Unscientific America pays homage to novelist CP Snow, whose “Two Cultures” lecture ignited a similar debate in Britain 50 years ago. “Snow knew what really matters,” the authors write. “You might say our book is merely here to provide half a century of transatlantic updating.”
Yet, for Mooney and Kirshenbaum, the Snow era was the heyday of American science. In the late 1950s and 1960s, a scientific elite had the ear of Republican and Democrat administrations, which poured billions into research and education. After around 1970 many factors, from the rise of the religious right to growing environmentalism, undermined science’s role in public policy and esteem.
The main targets of Unscientific America are scientists themselves. On the whole they have hidden away from the public, avoided political engagement and got on quietly with their research, communicating only with their peers through specialist journals and conferences.
To make matters worse, the authors say, scientists have tended to react with jealousy and scorn to those colleagues who have made an effort to communicate through the mass media. The most glaring example is late astronomer Carl Sagan, America’s greatest scientific communicator of the late 20th century, who received as much jealousy and scorn as thanks from his fellow scientists.

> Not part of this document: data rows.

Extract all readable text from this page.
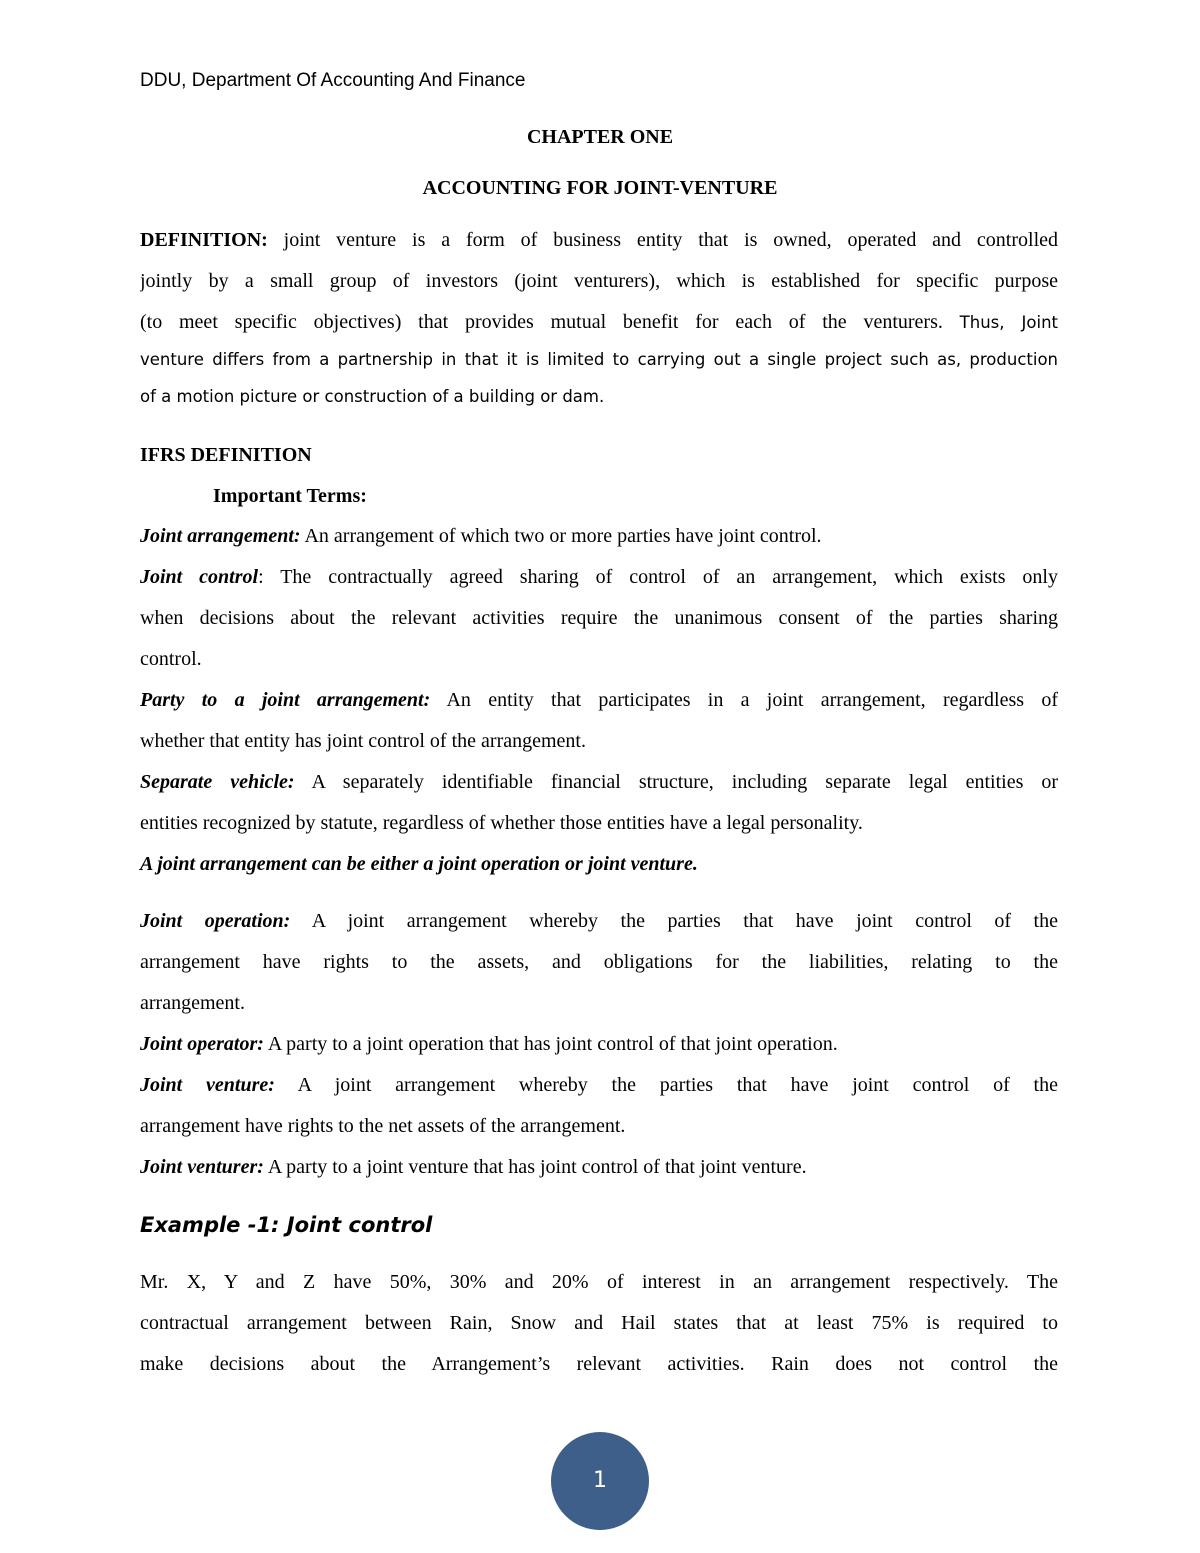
DDU, Department Of Accounting And Finance
CHAPTER ONE
ACCOUNTING FOR JOINT-VENTURE
DEFINITION: joint venture is a form of business entity that is owned, operated and controlled
jointly by a small group of investors (joint venturers), which is established for specific purpose
(to meet specific objectives) that provides mutual benefit for each of the venturers. Thus, Joint
venture differs from a partnership in that it is limited to carrying out a single project such as, production
of a motion picture or construction of a building or dam.
IFRS DEFINITION
Important Terms:
Joint arrangement: An arrangement of which two or more parties have joint control.
Joint control: The contractually agreed sharing of control of an arrangement, which exists only
when decisions about the relevant activities require the unanimous consent of the parties sharing
control.
Party to a joint arrangement: An entity that participates in a joint arrangement, regardless of
whether that entity has joint control of the arrangement.
Separate vehicle: A separately identifiable financial structure, including separate legal entities or
entities recognized by statute, regardless of whether those entities have a legal personality.
A joint arrangement can be either a joint operation or joint venture.
Joint operation: A joint arrangement whereby the parties that have joint control of the
arrangement have rights to the assets, and obligations for the liabilities, relating to the
arrangement.
Joint operator: A party to a joint operation that has joint control of that joint operation.
Joint venture: A joint arrangement whereby the parties that have joint control of the
arrangement have rights to the net assets of the arrangement.
Joint venturer: A party to a joint venture that has joint control of that joint venture.
Example -1: Joint control
Mr. X, Y and Z have 50%, 30% and 20% of interest in an arrangement respectively. The
contractual arrangement between Rain, Snow and Hail states that at least 75% is required to
make decisions about the Arrangement’s relevant activities. Rain does not control the
1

But Mooney and Kirshenbaum go too far in claiming that Sagan, the hero of Unscientific America, was “persecuted” by the scientific establishment for his enthusiastic popularising. For example, they make much of the National Academy of Sciences denying him membership but ignore the award to Sagan of the academy’s top honour, the Public Welfare Medal.

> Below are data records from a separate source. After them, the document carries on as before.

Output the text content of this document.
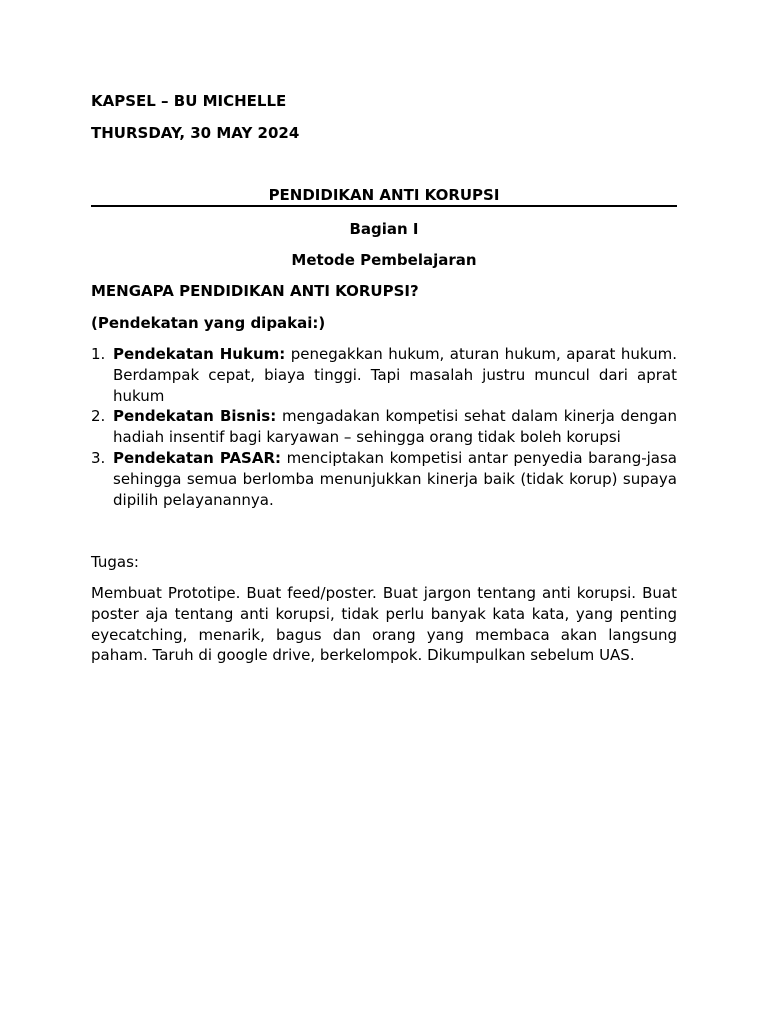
KAPSEL – BU MICHELLE
THURSDAY, 30 MAY 2024
PENDIDIKAN ANTI KORUPSI
Bagian I
Metode Pembelajaran
MENGAPA PENDIDIKAN ANTI KORUPSI?
(Pendekatan yang dipakai:)
1. Pendekatan Hukum: penegakkan hukum, aturan hukum, aparat hukum. Berdampak cepat, biaya tinggi. Tapi masalah justru muncul dari aprat hukum
2. Pendekatan Bisnis: mengadakan kompetisi sehat dalam kinerja dengan hadiah insentif bagi karyawan – sehingga orang tidak boleh korupsi
3. Pendekatan PASAR: menciptakan kompetisi antar penyedia barang-jasa sehingga semua berlomba menunjukkan kinerja baik (tidak korup) supaya dipilih pelayanannya.
Tugas:

Membuat Prototipe. Buat feed/poster. Buat jargon tentang anti korupsi. Buat poster aja tentang anti korupsi, tidak perlu banyak kata kata, yang penting eyecatching, menarik, bagus dan orang yang membaca akan langsung paham. Taruh di google drive, berkelompok. Dikumpulkan sebelum UAS.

More generally, my own experience suggests that the authors underestimate the improvement since the 1970s in scientists’ ability and willingness to communicate with the outside world. Researchers in the US and UK have become more prepared to answer questions, and proactive in offering information to the media. The result is a distinct improvement in the quality of science reporting.

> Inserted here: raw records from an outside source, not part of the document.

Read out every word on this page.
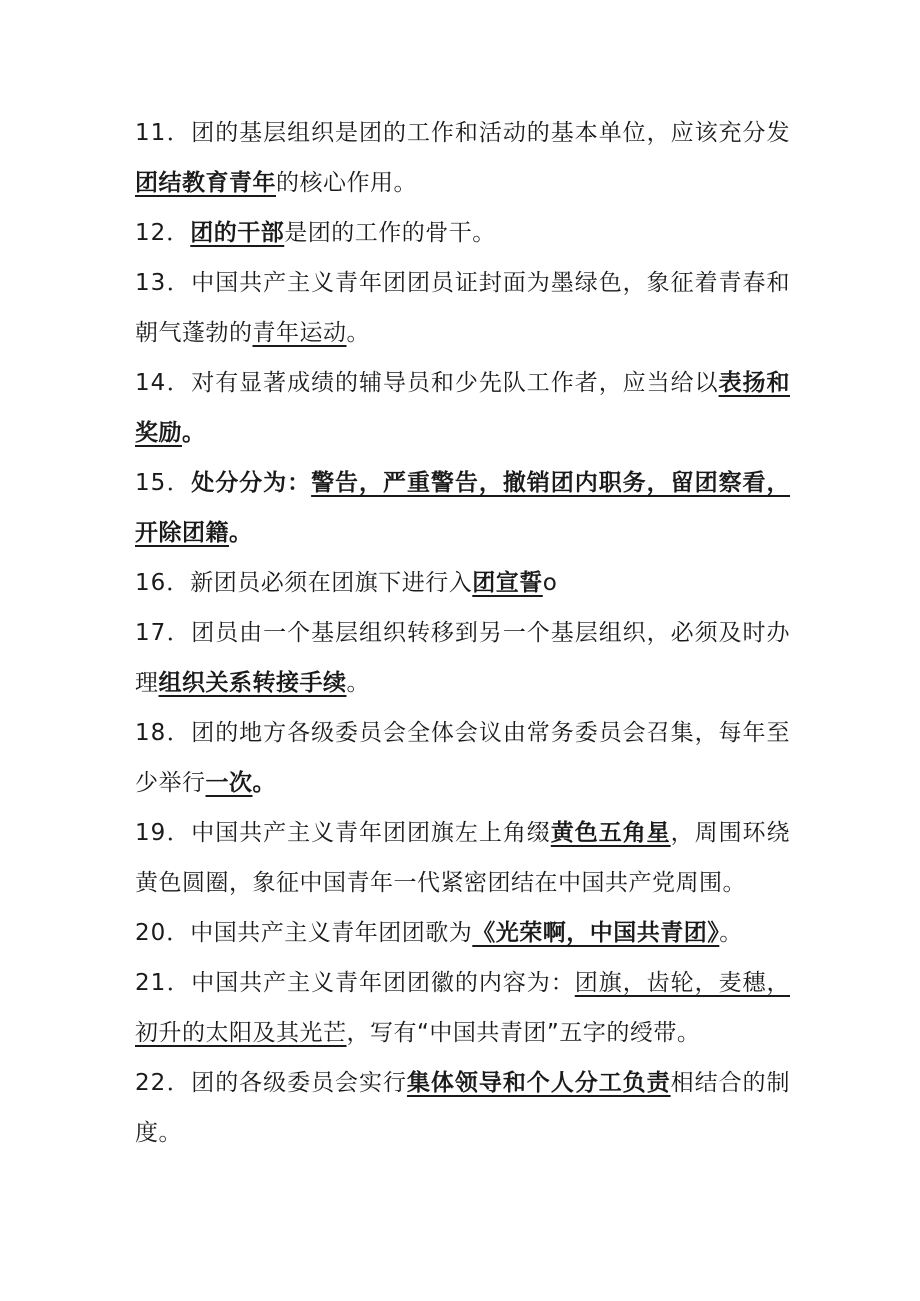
11．团的基层组织是团的工作和活动的基本单位，应该充分发团结教育青年的核心作用。

12．团的干部是团的工作的骨干。

13．中国共产主义青年团团员证封面为墨绿色，象征着青春和朝气蓬勃的青年运动。

14．对有显著成绩的辅导员和少先队工作者，应当给以表扬和奖励。

15．处分分为：警告，严重警告，撤销团内职务，留团察看，开除团籍。

16．新团员必须在团旗下进行入团宣誓o

17．团员由一个基层组织转移到另一个基层组织，必须及时办理组织关系转接手续。

18．团的地方各级委员会全体会议由常务委员会召集，每年至少举行一次。

19．中国共产主义青年团团旗左上角缀黄色五角星，周围环绕黄色圆圈，象征中国青年一代紧密团结在中国共产党周围。

20．中国共产主义青年团团歌为《光荣啊，中国共青团》。

21．中国共产主义青年团团徽的内容为：团旗，齿轮，麦穗，初升的太阳及其光芒，写有“中国共青团”五字的绶带。

22．团的各级委员会实行集体领导和个人分工负责相结合的制度。
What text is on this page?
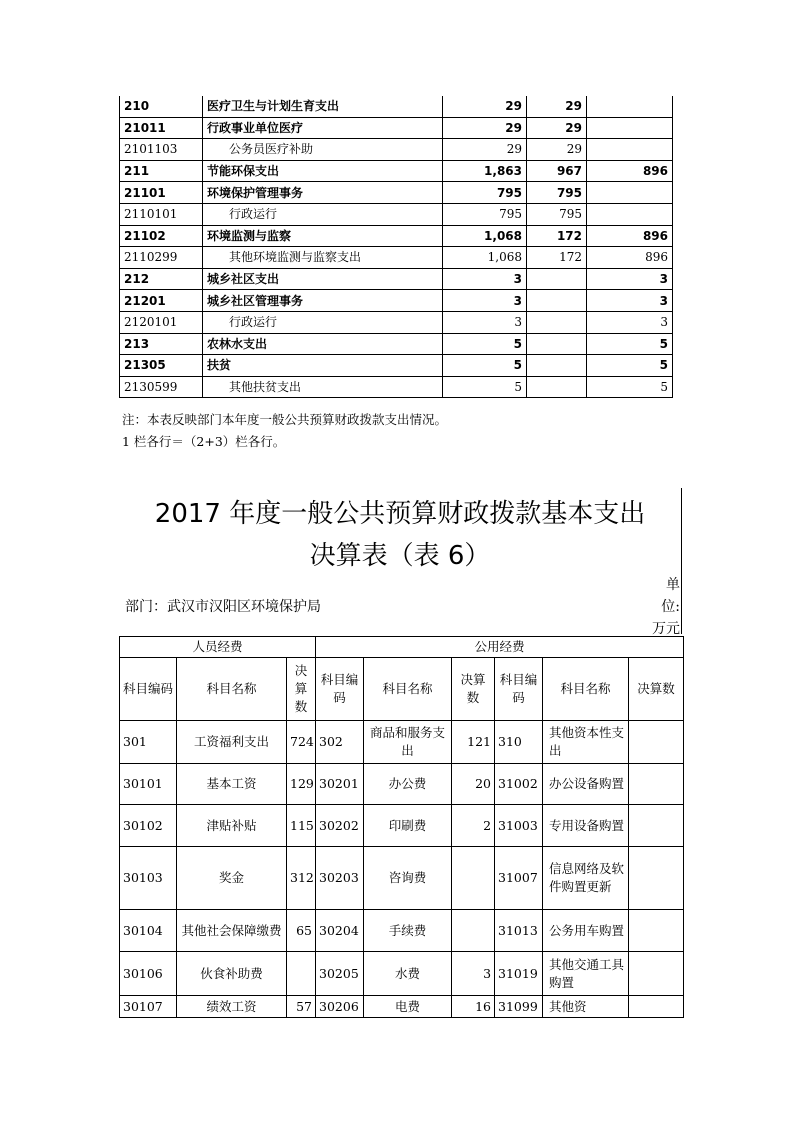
210	医疗卫生与计划生育支出	29	29	
21011	行政事业单位医疗	29	29	
2101103	公务员医疗补助	29	29	
211	节能环保支出	1,863	967	896
21101	环境保护管理事务	795	795	
2110101	行政运行	795	795	
21102	环境监测与监察	1,068	172	896
2110299	其他环境监测与监察支出	1,068	172	896
212	城乡社区支出	3		3
21201	城乡社区管理事务	3		3
2120101	行政运行	3		3
213	农林水支出	5		5
21305	扶贫	5		5
2130599	其他扶贫支出	5		5
注：本表反映部门本年度一般公共预算财政拨款支出情况。
1 栏各行＝（2+3）栏各行。
2017 年度一般公共预算财政拨款基本支出
决算表（表 6）
部门：武汉市汉阳区环境保护局
单
位:
万元
人员经费			公用经费					
科目编码	科目名称	决算数	科目编码	科目名称	决算数	科目编码	科目名称	决算数
301	工资福利支出	724	302	商品和服务支出	121	310	其他资本性支出	
30101	基本工资	129	30201	办公费	20	31002	办公设备购置	
30102	津贴补贴	115	30202	印刷费	2	31003	专用设备购置	
30103	奖金	312	30203	咨询费		31007	信息网络及软件购置更新	
30104	其他社会保障缴费	65	30204	手续费		31013	公务用车购置	
30106	伙食补助费		30205	水费	3	31019	其他交通工具购置	
30107	绩效工资	57	30206	电费	16	31099	其他资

It is a matter of debate to what extent better science coverage by the media has affected general levels of scientific literacy. Polls suggest little change over the past 30 years – most notoriously, 45 per cent or so of Americans agree that God created human beings in their present form within the last 10,000 years. But other social and educational factors are at work, too. Increased scientific activity in the media may have counteracted what would otherwise have been a decline in scientific literacy.
For the future, the authors are right to call on scientists to engage more with the outside world. Science-based issues have never been more important for human civilisation.
Ultimately, however, Unscientific America is patchy. It will interest anyone engaged in science communications – but it does not have the originality or urgency to win a readership on the scale of The Republican War on Science.